The deal, if it happens, is expected to close during the second quarter of 2020.

Dedalus specializes in diagnostic and clinical management solutions, GP and primary care management, interoperability and population health management.

In 2016, the European Private Equity Fund Ardian acquired 60 percent of Dedalus.

The carve-out would position Dedalus to move up the EMR food chain, according to Alex Green, director and principal analyst at U.K.-based market research firm Signify Research, which specializes in health IT.

Agfa’s HCIS, aided by its ORBIS EMR software, has had good revenue growth during the last two years, and the focus of its customers geographically would be additive to that of Dedalus.

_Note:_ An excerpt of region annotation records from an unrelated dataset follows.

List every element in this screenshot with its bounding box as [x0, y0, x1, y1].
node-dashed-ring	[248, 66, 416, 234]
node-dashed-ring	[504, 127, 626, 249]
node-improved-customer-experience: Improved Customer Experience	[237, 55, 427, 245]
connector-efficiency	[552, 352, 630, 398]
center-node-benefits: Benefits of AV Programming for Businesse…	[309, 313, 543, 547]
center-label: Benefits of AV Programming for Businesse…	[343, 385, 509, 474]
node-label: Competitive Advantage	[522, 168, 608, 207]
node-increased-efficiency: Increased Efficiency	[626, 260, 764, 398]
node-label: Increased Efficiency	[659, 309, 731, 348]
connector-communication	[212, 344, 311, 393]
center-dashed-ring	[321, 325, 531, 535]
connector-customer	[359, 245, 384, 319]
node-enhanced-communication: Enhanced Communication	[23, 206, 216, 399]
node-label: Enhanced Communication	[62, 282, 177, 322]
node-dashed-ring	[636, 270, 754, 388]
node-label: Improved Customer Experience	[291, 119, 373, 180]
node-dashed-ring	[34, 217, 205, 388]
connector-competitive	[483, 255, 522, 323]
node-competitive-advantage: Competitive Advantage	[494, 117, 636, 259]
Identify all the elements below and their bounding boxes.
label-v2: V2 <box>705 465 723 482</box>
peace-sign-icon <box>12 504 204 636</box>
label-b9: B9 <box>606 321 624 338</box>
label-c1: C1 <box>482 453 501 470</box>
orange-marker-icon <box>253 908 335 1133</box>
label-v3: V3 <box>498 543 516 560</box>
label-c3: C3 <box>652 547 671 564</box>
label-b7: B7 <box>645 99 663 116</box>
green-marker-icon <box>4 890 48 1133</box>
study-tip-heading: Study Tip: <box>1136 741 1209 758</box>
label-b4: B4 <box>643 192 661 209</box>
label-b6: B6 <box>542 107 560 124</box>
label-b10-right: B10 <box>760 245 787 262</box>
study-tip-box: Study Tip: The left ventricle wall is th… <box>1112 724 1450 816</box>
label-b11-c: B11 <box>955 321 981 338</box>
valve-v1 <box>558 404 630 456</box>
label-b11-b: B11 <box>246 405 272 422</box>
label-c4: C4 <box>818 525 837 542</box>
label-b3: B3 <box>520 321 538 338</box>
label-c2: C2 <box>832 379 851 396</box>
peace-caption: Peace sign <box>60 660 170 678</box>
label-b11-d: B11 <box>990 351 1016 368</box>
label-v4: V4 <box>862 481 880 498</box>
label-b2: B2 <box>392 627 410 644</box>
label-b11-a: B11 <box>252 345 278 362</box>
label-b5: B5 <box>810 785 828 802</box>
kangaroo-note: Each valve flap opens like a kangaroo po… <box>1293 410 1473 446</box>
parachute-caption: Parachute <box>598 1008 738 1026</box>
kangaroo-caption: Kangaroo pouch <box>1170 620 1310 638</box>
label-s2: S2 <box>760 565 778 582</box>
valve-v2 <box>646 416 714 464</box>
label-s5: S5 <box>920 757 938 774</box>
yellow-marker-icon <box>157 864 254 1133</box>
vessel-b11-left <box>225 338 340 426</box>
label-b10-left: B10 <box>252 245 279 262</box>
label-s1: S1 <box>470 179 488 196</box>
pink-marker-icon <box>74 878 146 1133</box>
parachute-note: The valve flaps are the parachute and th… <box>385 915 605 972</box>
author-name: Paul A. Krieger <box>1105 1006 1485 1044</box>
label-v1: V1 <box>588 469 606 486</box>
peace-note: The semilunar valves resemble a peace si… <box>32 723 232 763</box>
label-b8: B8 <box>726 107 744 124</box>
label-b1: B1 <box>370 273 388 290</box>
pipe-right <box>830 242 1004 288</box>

“The new combined entity would become a leading international EMR vendor, second only to Cerner in terms of Europe, the Middle East, and Africa (EMEA) acute market share,” stated Green.

His analysis supports the one made by Dedalus itself.

“The combined group would have a presence in over 30 countries and would hold a leadership position in Italy, Germany and France,” Ardian said in a statement.

"The acquisition would give an important boost to the European consolidation of the hospital software sector," added Dedalus chairman Giorgio Moretti, who noted in the Ardian statement that, "the need to have a European operator in a sector with very high R&D investments is a guarantee for the entire European healthcare system to be able to count on products and technologies that have now become essential to reduce clinical risk, increase the quality of care and service to the patient and optimize the growing costs for taxpayers, due to the many factors that are putting the budgets of all countries under financial stress. It would be a transaction that would create the pan-European leader in the healthcare software sector and with a focus in the three largest countries of continental Europe.”